1月の米国小売輸入コンテナ過去最高 上半期は小売り輸入2ケタ増で推移か

米国小売業協会(NRF)と調査会社のHacket Associatesが発表した毎月の米国小売業向けコンテナ荷動きをまとめて6カ月先まで予測するPort Trackerの最新レポートによれば2021年に入っても米国では感染拡大による巣ごもり需要で小売消費の需要が衰えず、上半期は記録的な伸びを予想し、それに対応して小売業者も在庫確保の動きを強化すると見ている。
 1月の小売輸入コンテナ実績は206万TEUと前年12月比で2.3%減少したものの、前年同月比では13%増加し1月の過去最高となった。
 6カ月予想では2~3月も前年を大きく上回ると見られ、2月は例年ならば中国の春節休暇で一時的に減少するが、今年は生産拠点の休業が限定的で輸入量の減少幅も小さくなり24.4%増の188万TEU、3月は44.1%増の198万TEUと予測した。

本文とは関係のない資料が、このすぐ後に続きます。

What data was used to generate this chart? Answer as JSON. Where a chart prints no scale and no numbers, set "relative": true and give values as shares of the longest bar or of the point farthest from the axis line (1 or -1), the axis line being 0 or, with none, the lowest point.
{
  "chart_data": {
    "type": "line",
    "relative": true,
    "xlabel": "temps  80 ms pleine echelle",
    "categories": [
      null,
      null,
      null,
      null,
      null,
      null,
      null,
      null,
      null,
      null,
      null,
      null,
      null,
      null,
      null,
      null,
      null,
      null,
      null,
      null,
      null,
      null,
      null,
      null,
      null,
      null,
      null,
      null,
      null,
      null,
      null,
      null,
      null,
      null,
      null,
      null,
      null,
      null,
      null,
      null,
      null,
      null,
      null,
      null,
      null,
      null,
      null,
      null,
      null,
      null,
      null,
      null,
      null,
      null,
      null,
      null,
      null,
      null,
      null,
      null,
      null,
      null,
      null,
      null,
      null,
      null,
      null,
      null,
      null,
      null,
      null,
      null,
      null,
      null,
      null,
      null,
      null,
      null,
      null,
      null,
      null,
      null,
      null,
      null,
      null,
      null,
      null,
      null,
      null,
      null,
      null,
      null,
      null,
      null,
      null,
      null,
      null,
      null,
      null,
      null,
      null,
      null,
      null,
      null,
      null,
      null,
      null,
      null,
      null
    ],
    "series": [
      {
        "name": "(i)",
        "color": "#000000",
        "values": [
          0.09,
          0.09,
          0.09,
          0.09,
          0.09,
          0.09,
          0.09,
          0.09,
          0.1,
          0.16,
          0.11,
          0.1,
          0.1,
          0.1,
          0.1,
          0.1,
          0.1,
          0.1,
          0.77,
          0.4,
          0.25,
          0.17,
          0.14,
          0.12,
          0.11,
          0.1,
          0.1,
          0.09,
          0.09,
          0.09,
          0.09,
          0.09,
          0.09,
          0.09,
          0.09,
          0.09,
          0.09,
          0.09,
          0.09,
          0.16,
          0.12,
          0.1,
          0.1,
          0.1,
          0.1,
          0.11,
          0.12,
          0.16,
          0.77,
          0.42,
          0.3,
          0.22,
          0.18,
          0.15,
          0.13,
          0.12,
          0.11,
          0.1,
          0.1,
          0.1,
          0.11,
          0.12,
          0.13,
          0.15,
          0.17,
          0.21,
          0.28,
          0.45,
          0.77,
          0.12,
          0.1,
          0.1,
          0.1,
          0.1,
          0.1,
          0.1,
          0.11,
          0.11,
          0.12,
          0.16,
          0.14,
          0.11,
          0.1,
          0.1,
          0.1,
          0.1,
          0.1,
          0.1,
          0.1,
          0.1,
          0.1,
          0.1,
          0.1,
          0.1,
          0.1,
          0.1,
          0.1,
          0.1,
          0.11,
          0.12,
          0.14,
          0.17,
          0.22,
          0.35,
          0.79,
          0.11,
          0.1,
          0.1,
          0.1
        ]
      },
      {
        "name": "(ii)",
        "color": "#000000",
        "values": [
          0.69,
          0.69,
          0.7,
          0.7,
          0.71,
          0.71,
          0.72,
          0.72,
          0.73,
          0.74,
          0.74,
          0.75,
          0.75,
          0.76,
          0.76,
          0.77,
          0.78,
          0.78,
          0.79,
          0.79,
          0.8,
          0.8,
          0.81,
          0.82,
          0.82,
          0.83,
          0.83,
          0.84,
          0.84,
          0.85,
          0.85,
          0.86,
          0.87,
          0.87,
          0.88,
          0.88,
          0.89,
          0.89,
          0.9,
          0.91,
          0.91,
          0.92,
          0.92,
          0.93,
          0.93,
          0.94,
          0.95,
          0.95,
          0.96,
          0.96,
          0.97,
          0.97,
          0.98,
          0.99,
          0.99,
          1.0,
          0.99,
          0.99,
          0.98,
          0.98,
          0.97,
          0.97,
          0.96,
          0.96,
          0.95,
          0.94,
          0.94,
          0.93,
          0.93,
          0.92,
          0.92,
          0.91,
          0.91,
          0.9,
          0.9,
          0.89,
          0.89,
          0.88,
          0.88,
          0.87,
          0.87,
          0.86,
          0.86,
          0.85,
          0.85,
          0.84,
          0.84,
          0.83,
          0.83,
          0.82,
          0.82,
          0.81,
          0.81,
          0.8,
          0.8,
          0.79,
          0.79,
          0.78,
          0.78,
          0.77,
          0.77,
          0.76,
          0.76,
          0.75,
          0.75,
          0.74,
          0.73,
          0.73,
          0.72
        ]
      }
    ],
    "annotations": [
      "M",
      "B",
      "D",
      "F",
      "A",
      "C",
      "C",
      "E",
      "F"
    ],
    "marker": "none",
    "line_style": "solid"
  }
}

 4月が18.2%増の190TEU、5月は25.2%増の192万TEU、6月も19.6%増の192万TEUと一貫して2ケタプラスとなり、上半期は前年同期比23.3%増の1,170万TEUになるとみられる。2020年の輸入実績は前年比1.9%増の2,200TEUで、上半期だけですでに昨年の50%以上の輸入量を見込んでいる。また7月は202万TEUで前年同月比5.3%増加になると見ている。